Cipriani vehemently disagrees, saying that KMTG — not they — are responsible for customers’ losses.

The argument has devolved into a barrage of cross-fire accusations, with each accusing the other of defrauding clients and stealing money from the company, leaving their customers to foot the bill.

In June of 2020, Cipriani filed a civil suit against KTMG, alleging fraud. KTMG has filed for dismissal; a hearing is set for June. Santiago said he is considering filing a countersuit but has not yet done so.

The Cipriani case has created a divide between KMTG’s clients: Those who blame the current management and those who support it.
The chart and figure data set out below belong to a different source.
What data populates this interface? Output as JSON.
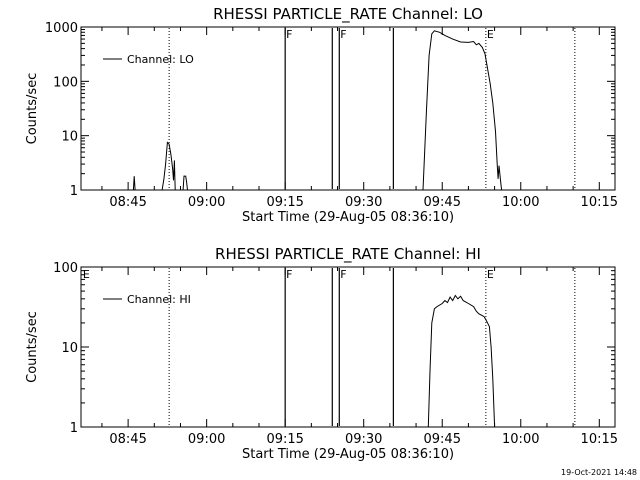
{
  "footer": {
    "timestamp": "19-Oct-2021 14:48"
  },
  "chart_data": [
    {
      "type": "line",
      "title": "RHESSI PARTICLE_RATE Channel: LO",
      "xlabel": "Start Time (29-Aug-05 08:36:10)",
      "ylabel": "Counts/sec",
      "yscale": "log",
      "xlim": [
        "08:36",
        "10:18"
      ],
      "ylim": [
        1,
        1000
      ],
      "x_ticks": [
        "08:45",
        "09:00",
        "09:15",
        "09:30",
        "09:45",
        "10:00",
        "10:15"
      ],
      "y_ticks": [
        "1",
        "10",
        "100",
        "1000"
      ],
      "legend": {
        "position": "top-left",
        "entries": [
          "Channel: LO"
        ]
      },
      "series": [
        {
          "name": "Channel: LO",
          "points": [
            [
              "08:46:00",
              1
            ],
            [
              "08:46:10",
              1.8
            ],
            [
              "08:46:20",
              1
            ],
            [
              "08:51:30",
              1
            ],
            [
              "08:51:50",
              1.6
            ],
            [
              "08:52:10",
              3
            ],
            [
              "08:52:30",
              7.5
            ],
            [
              "08:52:50",
              7
            ],
            [
              "08:53:10",
              4.5
            ],
            [
              "08:53:30",
              2.5
            ],
            [
              "08:53:40",
              1.5
            ],
            [
              "08:53:50",
              3.5
            ],
            [
              "08:54:00",
              1
            ],
            [
              "08:55:30",
              1
            ],
            [
              "08:55:40",
              1.8
            ],
            [
              "08:56:00",
              1.8
            ],
            [
              "08:56:10",
              1.4
            ],
            [
              "08:56:20",
              1
            ],
            [
              "09:41:20",
              1
            ],
            [
              "09:42:00",
              30
            ],
            [
              "09:42:30",
              300
            ],
            [
              "09:43:00",
              750
            ],
            [
              "09:43:30",
              850
            ],
            [
              "09:44:30",
              800
            ],
            [
              "09:45:30",
              700
            ],
            [
              "09:47:00",
              600
            ],
            [
              "09:48:30",
              530
            ],
            [
              "09:50:00",
              520
            ],
            [
              "09:51:00",
              540
            ],
            [
              "09:51:30",
              470
            ],
            [
              "09:52:00",
              500
            ],
            [
              "09:52:40",
              420
            ],
            [
              "09:53:10",
              320
            ],
            [
              "09:53:40",
              170
            ],
            [
              "09:54:10",
              90
            ],
            [
              "09:54:40",
              40
            ],
            [
              "09:55:10",
              12
            ],
            [
              "09:55:30",
              3
            ],
            [
              "09:55:40",
              1.6
            ],
            [
              "09:55:50",
              2.8
            ],
            [
              "09:56:10",
              1.4
            ],
            [
              "09:56:20",
              1
            ]
          ]
        }
      ],
      "flags": [
        {
          "time": "08:52:50",
          "label": "",
          "style": "dotted"
        },
        {
          "time": "09:15:00",
          "label": "F",
          "style": "solid"
        },
        {
          "time": "09:24:00",
          "label": "",
          "style": "solid"
        },
        {
          "time": "09:25:20",
          "label": "F",
          "style": "solid"
        },
        {
          "time": "09:35:40",
          "label": "",
          "style": "solid"
        },
        {
          "time": "09:53:20",
          "label": "E",
          "style": "dotted"
        },
        {
          "time": "10:10:20",
          "label": "",
          "style": "dotted"
        }
      ]
    },
    {
      "type": "line",
      "title": "RHESSI PARTICLE_RATE Channel: HI",
      "xlabel": "Start Time (29-Aug-05 08:36:10)",
      "ylabel": "Counts/sec",
      "yscale": "log",
      "xlim": [
        "08:36",
        "10:18"
      ],
      "ylim": [
        1,
        100
      ],
      "x_ticks": [
        "08:45",
        "09:00",
        "09:15",
        "09:30",
        "09:45",
        "10:00",
        "10:15"
      ],
      "y_ticks": [
        "1",
        "10",
        "100"
      ],
      "legend": {
        "position": "top-left",
        "entries": [
          "Channel: HI"
        ]
      },
      "series": [
        {
          "name": "Channel: HI",
          "points": [
            [
              "09:42:20",
              1
            ],
            [
              "09:42:40",
              5
            ],
            [
              "09:43:00",
              20
            ],
            [
              "09:43:30",
              30
            ],
            [
              "09:44:00",
              32
            ],
            [
              "09:45:00",
              35
            ],
            [
              "09:45:30",
              38
            ],
            [
              "09:46:00",
              36
            ],
            [
              "09:46:30",
              42
            ],
            [
              "09:47:00",
              38
            ],
            [
              "09:47:30",
              44
            ],
            [
              "09:48:00",
              40
            ],
            [
              "09:48:30",
              43
            ],
            [
              "09:49:00",
              38
            ],
            [
              "09:50:00",
              35
            ],
            [
              "09:51:00",
              32
            ],
            [
              "09:51:30",
              28
            ],
            [
              "09:52:00",
              26
            ],
            [
              "09:53:00",
              24
            ],
            [
              "09:53:30",
              21
            ],
            [
              "09:54:00",
              18
            ],
            [
              "09:54:20",
              10
            ],
            [
              "09:54:40",
              4
            ],
            [
              "09:55:00",
              1
            ]
          ]
        }
      ],
      "flags": [
        {
          "time": "08:36:10",
          "label": "E",
          "style": "none"
        },
        {
          "time": "08:52:50",
          "label": "",
          "style": "dotted"
        },
        {
          "time": "09:15:00",
          "label": "F",
          "style": "solid"
        },
        {
          "time": "09:24:00",
          "label": "",
          "style": "solid"
        },
        {
          "time": "09:25:20",
          "label": "F",
          "style": "solid"
        },
        {
          "time": "09:35:40",
          "label": "",
          "style": "solid"
        },
        {
          "time": "09:53:20",
          "label": "E",
          "style": "dotted"
        },
        {
          "time": "10:10:20",
          "label": "",
          "style": "dotted"
        }
      ]
    }
  ]
}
To those familiar with local small-scale real estate deals, the argument between KMTG and plaintiffs is sadly familiar. According to Jeffrey C. Schneider, a founding partner at the Levine Kellogg Lehman Schneider Grossman law firm, which is not involved in any of the lawsuits, South Florida is “ground zero” for fraud.

[…]

“In South Florida, people are too fast and too loose. Everyone’s got some kind of thing or hustle going on. South Florida has more people who don’t work and are still making more money than I’ve ever seen in my life. They somehow earn a living with their wits, whether it’s legal and illegal.”

A contributing factor is the lack of government oversight. Josh Migdal, a partner at the Miami-based Mark Migdal & Hayden law firm, said real estate investment firms are regulated by the Securities and Exchange Commission (SEC), which usually tends to watchdog giant firms instead of smaller independent operators.

“KMTG is not Morgan Stanley that makes public filings,” said Migdal, who is not involved in any of the cases against KMTG or the Ciprianis. “It’s not a Fortune 1000 company. A lot of these outfits committing fraud go undetected — sometimes forever — or their house of cards fall apart, people have losses, they go to their lawyers and report things to the police. Then there’s an investigation.”